Evoluindo em suas seis temporadas juntamente com redes sociais e plataformas móveis de comunicação, “Lost” crescia a cada episódio como tema de discussão e criação coletiva entre os fãs, cada qual avançando teorias, simpatias, antipatias, propostas. Não era uma série passiva. Cada episódio convidava à discussão e à pesquisa, jogando na trama doses constantes de teorias de física, abordagens filosóficas, peças de literatura, grandes temas morais.

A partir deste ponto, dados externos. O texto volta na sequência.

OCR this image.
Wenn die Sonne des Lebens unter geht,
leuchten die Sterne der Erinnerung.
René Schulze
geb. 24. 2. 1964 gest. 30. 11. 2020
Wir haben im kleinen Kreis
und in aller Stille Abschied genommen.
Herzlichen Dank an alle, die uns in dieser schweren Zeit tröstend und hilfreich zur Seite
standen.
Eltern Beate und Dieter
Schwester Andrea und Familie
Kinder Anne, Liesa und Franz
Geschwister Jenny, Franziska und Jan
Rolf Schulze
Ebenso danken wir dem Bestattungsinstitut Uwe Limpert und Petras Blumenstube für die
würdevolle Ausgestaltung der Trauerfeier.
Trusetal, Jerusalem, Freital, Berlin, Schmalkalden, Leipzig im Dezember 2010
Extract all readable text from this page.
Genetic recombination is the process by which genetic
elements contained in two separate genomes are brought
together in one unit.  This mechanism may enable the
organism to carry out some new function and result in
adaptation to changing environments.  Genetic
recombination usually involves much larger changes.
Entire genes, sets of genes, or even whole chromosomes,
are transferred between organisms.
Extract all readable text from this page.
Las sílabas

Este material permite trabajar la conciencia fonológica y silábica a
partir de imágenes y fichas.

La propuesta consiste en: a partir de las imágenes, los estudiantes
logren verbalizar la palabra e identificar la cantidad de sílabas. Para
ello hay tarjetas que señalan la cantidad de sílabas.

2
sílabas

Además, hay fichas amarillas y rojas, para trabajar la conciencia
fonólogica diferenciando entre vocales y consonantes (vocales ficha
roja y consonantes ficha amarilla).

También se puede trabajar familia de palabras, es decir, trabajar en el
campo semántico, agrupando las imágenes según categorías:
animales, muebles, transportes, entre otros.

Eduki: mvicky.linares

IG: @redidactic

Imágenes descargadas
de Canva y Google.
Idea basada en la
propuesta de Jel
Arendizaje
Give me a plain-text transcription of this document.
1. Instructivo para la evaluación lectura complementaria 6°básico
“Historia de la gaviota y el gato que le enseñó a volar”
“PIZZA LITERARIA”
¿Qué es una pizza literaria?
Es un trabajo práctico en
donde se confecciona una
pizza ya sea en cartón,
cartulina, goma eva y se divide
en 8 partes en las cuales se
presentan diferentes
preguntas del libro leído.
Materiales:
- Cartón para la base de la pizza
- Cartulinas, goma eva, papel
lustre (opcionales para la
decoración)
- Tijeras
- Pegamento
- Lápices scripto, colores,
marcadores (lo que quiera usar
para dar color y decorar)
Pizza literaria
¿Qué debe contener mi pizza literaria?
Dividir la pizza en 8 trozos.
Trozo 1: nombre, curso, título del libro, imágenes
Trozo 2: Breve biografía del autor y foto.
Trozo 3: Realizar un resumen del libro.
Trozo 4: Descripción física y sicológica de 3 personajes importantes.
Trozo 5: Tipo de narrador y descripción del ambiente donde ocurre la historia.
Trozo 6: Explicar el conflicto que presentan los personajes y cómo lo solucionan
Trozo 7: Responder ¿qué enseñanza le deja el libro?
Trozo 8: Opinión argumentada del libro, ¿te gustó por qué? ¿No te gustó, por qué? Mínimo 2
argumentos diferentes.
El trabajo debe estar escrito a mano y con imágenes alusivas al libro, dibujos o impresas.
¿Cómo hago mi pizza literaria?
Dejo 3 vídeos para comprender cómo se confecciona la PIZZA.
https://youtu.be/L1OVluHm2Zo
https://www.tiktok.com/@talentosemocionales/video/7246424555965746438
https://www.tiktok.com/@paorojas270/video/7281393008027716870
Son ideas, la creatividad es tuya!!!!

Seu grande mérito foi, até o fim, não desperdiçar este formidável apelo apenas com as trivialidades da TV. Desde o início desafiando passo a passo os executivos da rede ABC, seus criadores –primeiro JJ Abrams, depois Carlton Cuse e Damon Lindelof- fugiram da proposta inicial (“uma mistura de ‘O Náufrago’ com ‘Survivor’”) e mantiveram a Ilha, seus habitantes e seus visitantes acidentais como estopins para conversas muito mais profundas. Outras séries podiam despertar debates sobre quem estava ficando com quem. Em “Lost”, debatia-se a teoria da relatividade, gnosticismo, visões da vida eterna no budismo e hinduísmo, mitologia grega e egípcia, a obra dos filósofos Rouseeau, Locke e Hume (nomes de três personagens da série). Era, de muitas formas, uma série sobre redenção –inclusive da própria TV, tantas vezes acusada de emburrecer suas plateias.

Até o último instante, os seis monumentais minutos finais que levam a série exatamente de volta ao começo, reforçando a ideia de que Jack Shepard (Matthew Fox) era de fato o protagonista de toda a jornada, “Lost” manteve sua integridade de princípio, a unidade entre diversão e reflexão, tão difícil de ser encontrada (e mantida) na TV aberta.

Ao mesmo tempo, “Lost” é uma astuta peça de entretenimento, que já gerou uma variedade de produtos adicionais e manteve abertas várias portas para muitos outros. Ao deixar completamente em aberto questões essenciais de sua mitologia –o que é a Ilha, onde ela está, como foi habitada, quais seus reais poderes e como eles ali apareceram- “Lost” pode perpetuar-se ainda por muitas décadas em todo tipo de entretenimento audiovisual, a começar pelo longa metragem que já foi antecipado várias vezes por seus criadores.

Como as duas saudações mais usadas para celebrar seu final –“aloha”, usada no Havaí, onde a série foi filmada, e “namastê”, empregada pelos personagens da “Iniciativa Dharma”- “Lost” é, na verdade, sobre a vida eterna. Mesmo.